My little homegrown tribute to SwiftKey - Coursera Data Science Capstone project
Dmitry Danilov
24 Apr 2016
Introduction
- The 'My little homegrown tribute to SwitfKey' application is implemented with Shiny - a web application framework for R.
- The main purpose of the application is to demonstrate the ability to predict the next word by previously entered words.
- The application mimics certain features of the SwiftKey for Android application.
Main features
- The application not only predicts the next word by entered whole words but also predicts the word being typed by its first letters.
- 3 most probable predicted words are displayed as the labels of the 3 buttons located right above the input text field.
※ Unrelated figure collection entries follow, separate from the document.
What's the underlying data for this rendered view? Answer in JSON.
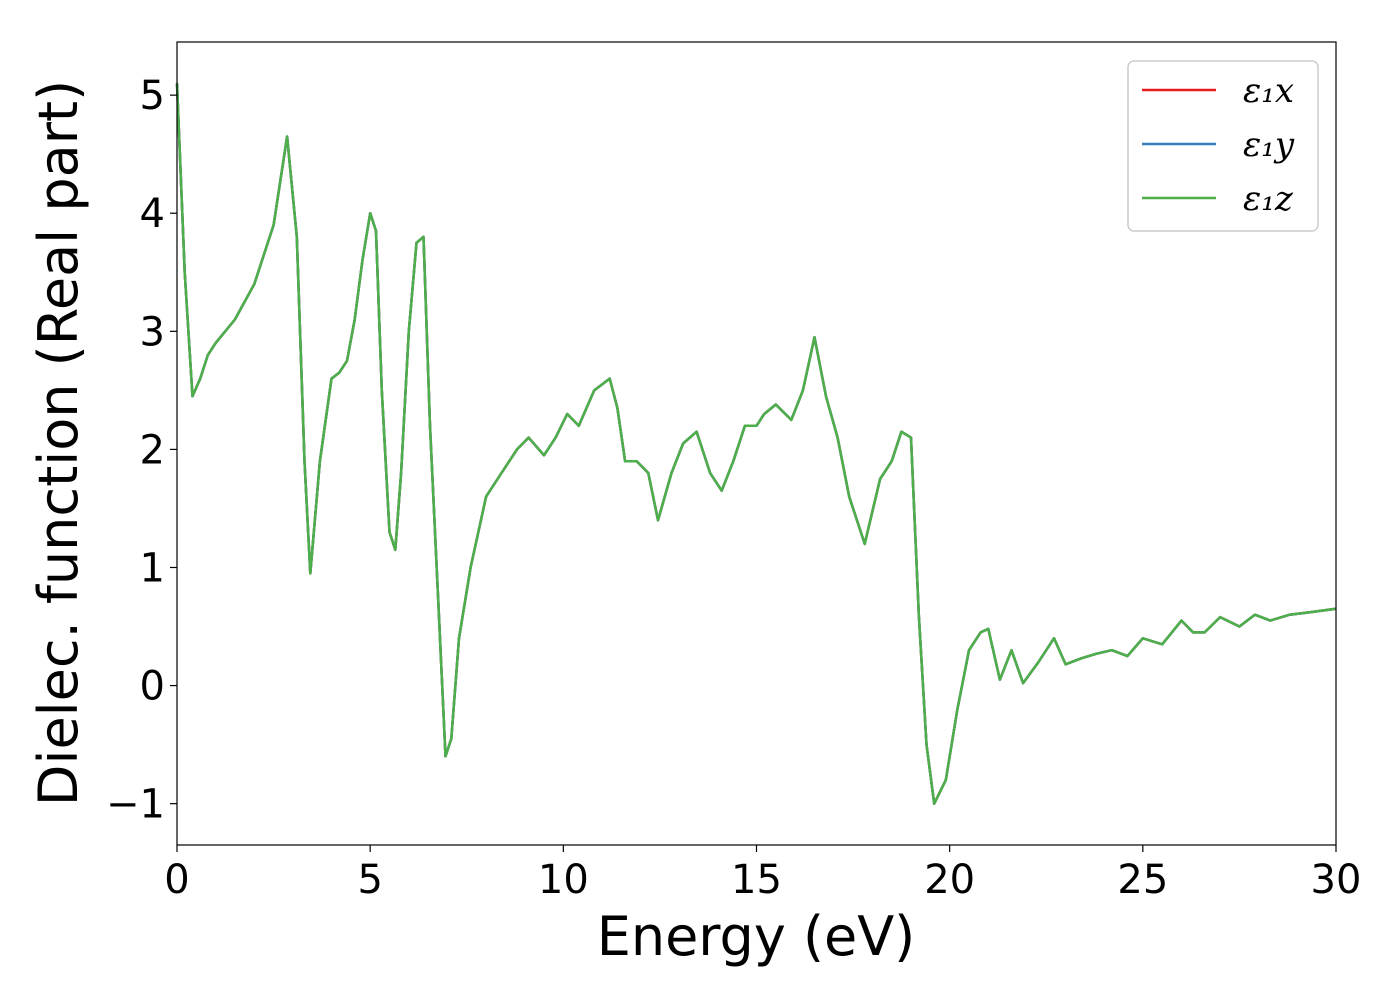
{
  "chart_data": {
    "type": "line",
    "title": "",
    "xlabel": "Energy (eV)",
    "ylabel": "Dielec. function (Real part)",
    "xlim": [
      0,
      30
    ],
    "ylim": [
      -1.35,
      5.45
    ],
    "xticks": [
      0,
      5,
      10,
      15,
      20,
      25,
      30
    ],
    "xtick_labels": [
      "0",
      "5",
      "10",
      "15",
      "20",
      "25",
      "30"
    ],
    "yticks": [
      -1,
      0,
      1,
      2,
      3,
      4,
      5
    ],
    "ytick_labels": [
      "−1",
      "0",
      "1",
      "2",
      "3",
      "4",
      "5"
    ],
    "grid": false,
    "legend_position": "top-right",
    "series": [
      {
        "name": "ε₁x",
        "color": "#e41a1c",
        "x": [
          0.0,
          0.2,
          0.4,
          0.6,
          0.8,
          1.0,
          1.5,
          2.0,
          2.5,
          2.85,
          3.1,
          3.3,
          3.45,
          3.7,
          4.0,
          4.2,
          4.4,
          4.6,
          4.8,
          5.0,
          5.15,
          5.3,
          5.5,
          5.65,
          5.8,
          6.0,
          6.2,
          6.38,
          6.55,
          6.75,
          6.95,
          7.1,
          7.3,
          7.6,
          8.0,
          8.4,
          8.8,
          9.1,
          9.5,
          9.8,
          10.1,
          10.4,
          10.8,
          11.2,
          11.4,
          11.6,
          11.9,
          12.2,
          12.45,
          12.8,
          13.1,
          13.45,
          13.8,
          14.1,
          14.4,
          14.7,
          15.0,
          15.2,
          15.5,
          15.9,
          16.2,
          16.5,
          16.8,
          17.1,
          17.4,
          17.8,
          18.2,
          18.5,
          18.75,
          19.0,
          19.2,
          19.4,
          19.6,
          19.9,
          20.2,
          20.5,
          20.8,
          21.0,
          21.3,
          21.6,
          21.9,
          22.3,
          22.7,
          23.0,
          23.4,
          23.8,
          24.2,
          24.6,
          25.0,
          25.5,
          26.0,
          26.3,
          26.6,
          27.0,
          27.5,
          27.9,
          28.3,
          28.8,
          29.3,
          30.0
        ],
        "y": [
          5.1,
          3.5,
          2.45,
          2.6,
          2.8,
          2.9,
          3.1,
          3.4,
          3.9,
          4.65,
          3.8,
          1.9,
          0.95,
          1.9,
          2.6,
          2.65,
          2.75,
          3.1,
          3.6,
          4.0,
          3.85,
          2.5,
          1.3,
          1.15,
          1.8,
          3.0,
          3.75,
          3.8,
          2.2,
          0.8,
          -0.6,
          -0.45,
          0.4,
          1.0,
          1.6,
          1.8,
          2.0,
          2.1,
          1.95,
          2.1,
          2.3,
          2.2,
          2.5,
          2.6,
          2.35,
          1.9,
          1.9,
          1.8,
          1.4,
          1.8,
          2.05,
          2.15,
          1.8,
          1.65,
          1.9,
          2.2,
          2.2,
          2.3,
          2.38,
          2.25,
          2.5,
          2.95,
          2.45,
          2.1,
          1.6,
          1.2,
          1.75,
          1.9,
          2.15,
          2.1,
          0.6,
          -0.5,
          -1.0,
          -0.8,
          -0.2,
          0.3,
          0.45,
          0.48,
          0.05,
          0.3,
          0.02,
          0.2,
          0.4,
          0.18,
          0.23,
          0.27,
          0.3,
          0.25,
          0.4,
          0.35,
          0.55,
          0.45,
          0.45,
          0.58,
          0.5,
          0.6,
          0.55,
          0.6,
          0.62,
          0.65
        ]
      },
      {
        "name": "ε₁y",
        "color": "#377eb8",
        "x": [
          0.0,
          0.2,
          0.4,
          0.6,
          0.8,
          1.0,
          1.5,
          2.0,
          2.5,
          2.85,
          3.1,
          3.3,
          3.45,
          3.7,
          4.0,
          4.2,
          4.4,
          4.6,
          4.8,
          5.0,
          5.15,
          5.3,
          5.5,
          5.65,
          5.8,
          6.0,
          6.2,
          6.38,
          6.55,
          6.75,
          6.95,
          7.1,
          7.3,
          7.6,
          8.0,
          8.4,
          8.8,
          9.1,
          9.5,
          9.8,
          10.1,
          10.4,
          10.8,
          11.2,
          11.4,
          11.6,
          11.9,
          12.2,
          12.45,
          12.8,
          13.1,
          13.45,
          13.8,
          14.1,
          14.4,
          14.7,
          15.0,
          15.2,
          15.5,
          15.9,
          16.2,
          16.5,
          16.8,
          17.1,
          17.4,
          17.8,
          18.2,
          18.5,
          18.75,
          19.0,
          19.2,
          19.4,
          19.6,
          19.9,
          20.2,
          20.5,
          20.8,
          21.0,
          21.3,
          21.6,
          21.9,
          22.3,
          22.7,
          23.0,
          23.4,
          23.8,
          24.2,
          24.6,
          25.0,
          25.5,
          26.0,
          26.3,
          26.6,
          27.0,
          27.5,
          27.9,
          28.3,
          28.8,
          29.3,
          30.0
        ],
        "y": [
          5.1,
          3.5,
          2.45,
          2.6,
          2.8,
          2.9,
          3.1,
          3.4,
          3.9,
          4.65,
          3.8,
          1.9,
          0.95,
          1.9,
          2.6,
          2.65,
          2.75,
          3.1,
          3.6,
          4.0,
          3.85,
          2.5,
          1.3,
          1.15,
          1.8,
          3.0,
          3.75,
          3.8,
          2.2,
          0.8,
          -0.6,
          -0.45,
          0.4,
          1.0,
          1.6,
          1.8,
          2.0,
          2.1,
          1.95,
          2.1,
          2.3,
          2.2,
          2.5,
          2.6,
          2.35,
          1.9,
          1.9,
          1.8,
          1.4,
          1.8,
          2.05,
          2.15,
          1.8,
          1.65,
          1.9,
          2.2,
          2.2,
          2.3,
          2.38,
          2.25,
          2.5,
          2.95,
          2.45,
          2.1,
          1.6,
          1.2,
          1.75,
          1.9,
          2.15,
          2.1,
          0.6,
          -0.5,
          -1.0,
          -0.8,
          -0.2,
          0.3,
          0.45,
          0.48,
          0.05,
          0.3,
          0.02,
          0.2,
          0.4,
          0.18,
          0.23,
          0.27,
          0.3,
          0.25,
          0.4,
          0.35,
          0.55,
          0.45,
          0.45,
          0.58,
          0.5,
          0.6,
          0.55,
          0.6,
          0.62,
          0.65
        ]
      },
      {
        "name": "ε₁z",
        "color": "#4daf4a",
        "x": [
          0.0,
          0.2,
          0.4,
          0.6,
          0.8,
          1.0,
          1.5,
          2.0,
          2.5,
          2.85,
          3.1,
          3.3,
          3.45,
          3.7,
          4.0,
          4.2,
          4.4,
          4.6,
          4.8,
          5.0,
          5.15,
          5.3,
          5.5,
          5.65,
          5.8,
          6.0,
          6.2,
          6.38,
          6.55,
          6.75,
          6.95,
          7.1,
          7.3,
          7.6,
          8.0,
          8.4,
          8.8,
          9.1,
          9.5,
          9.8,
          10.1,
          10.4,
          10.8,
          11.2,
          11.4,
          11.6,
          11.9,
          12.2,
          12.45,
          12.8,
          13.1,
          13.45,
          13.8,
          14.1,
          14.4,
          14.7,
          15.0,
          15.2,
          15.5,
          15.9,
          16.2,
          16.5,
          16.8,
          17.1,
          17.4,
          17.8,
          18.2,
          18.5,
          18.75,
          19.0,
          19.2,
          19.4,
          19.6,
          19.9,
          20.2,
          20.5,
          20.8,
          21.0,
          21.3,
          21.6,
          21.9,
          22.3,
          22.7,
          23.0,
          23.4,
          23.8,
          24.2,
          24.6,
          25.0,
          25.5,
          26.0,
          26.3,
          26.6,
          27.0,
          27.5,
          27.9,
          28.3,
          28.8,
          29.3,
          30.0
        ],
        "y": [
          5.1,
          3.5,
          2.45,
          2.6,
          2.8,
          2.9,
          3.1,
          3.4,
          3.9,
          4.65,
          3.8,
          1.9,
          0.95,
          1.9,
          2.6,
          2.65,
          2.75,
          3.1,
          3.6,
          4.0,
          3.85,
          2.5,
          1.3,
          1.15,
          1.8,
          3.0,
          3.75,
          3.8,
          2.2,
          0.8,
          -0.6,
          -0.45,
          0.4,
          1.0,
          1.6,
          1.8,
          2.0,
          2.1,
          1.95,
          2.1,
          2.3,
          2.2,
          2.5,
          2.6,
          2.35,
          1.9,
          1.9,
          1.8,
          1.4,
          1.8,
          2.05,
          2.15,
          1.8,
          1.65,
          1.9,
          2.2,
          2.2,
          2.3,
          2.38,
          2.25,
          2.5,
          2.95,
          2.45,
          2.1,
          1.6,
          1.2,
          1.75,
          1.9,
          2.15,
          2.1,
          0.6,
          -0.5,
          -1.0,
          -0.8,
          -0.2,
          0.3,
          0.45,
          0.48,
          0.05,
          0.3,
          0.02,
          0.2,
          0.4,
          0.18,
          0.23,
          0.27,
          0.3,
          0.25,
          0.4,
          0.35,
          0.55,
          0.45,
          0.45,
          0.58,
          0.5,
          0.6,
          0.55,
          0.6,
          0.62,
          0.65
        ]
      }
    ]
  }
}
- The order of appearing of the predicted words depends on their probability and is as follows: |w_p2|w_p1|w_p3| (the word with the highest probability is on the middle button, 2nd highest probability is on the left button and 3rd highest probability is on the right button)
- As user types text in the input field, predicted words will appear on the 3 buttons, user has the option to press the button with the correct prediction to enter the predicted word in the input field quickly or continue typing.
- Predicted words are updated instantly as user types letters in the input field.
Important facts
- Prediction is based on the Kneser-Ney smoothing algorithm
- The main idea of the Kneser-Ney alrogithm - when predicting the probability of a word given a context, not only the current context is taken into account, but also the number of contexts that the word appears in.
- The model was built from a corpus containing 3 text documents in English: en_US.blogs.txt, en_US.news.txt and en_US.twitter.txt
- The total size of the model is about 58 Mb.
- The application uses 4-gram prediction model.
- The model consists of a vocabulary with an index mapped to each word and a set of data tables with higher order n-grams that only contain indexes of the words in the vocabulary. This has allowed to keep the size of the model and lookup operations duration to the minimum.
- The model performance is estimated at around 24%, estimation was performed using a held out test set extracted from the same source files.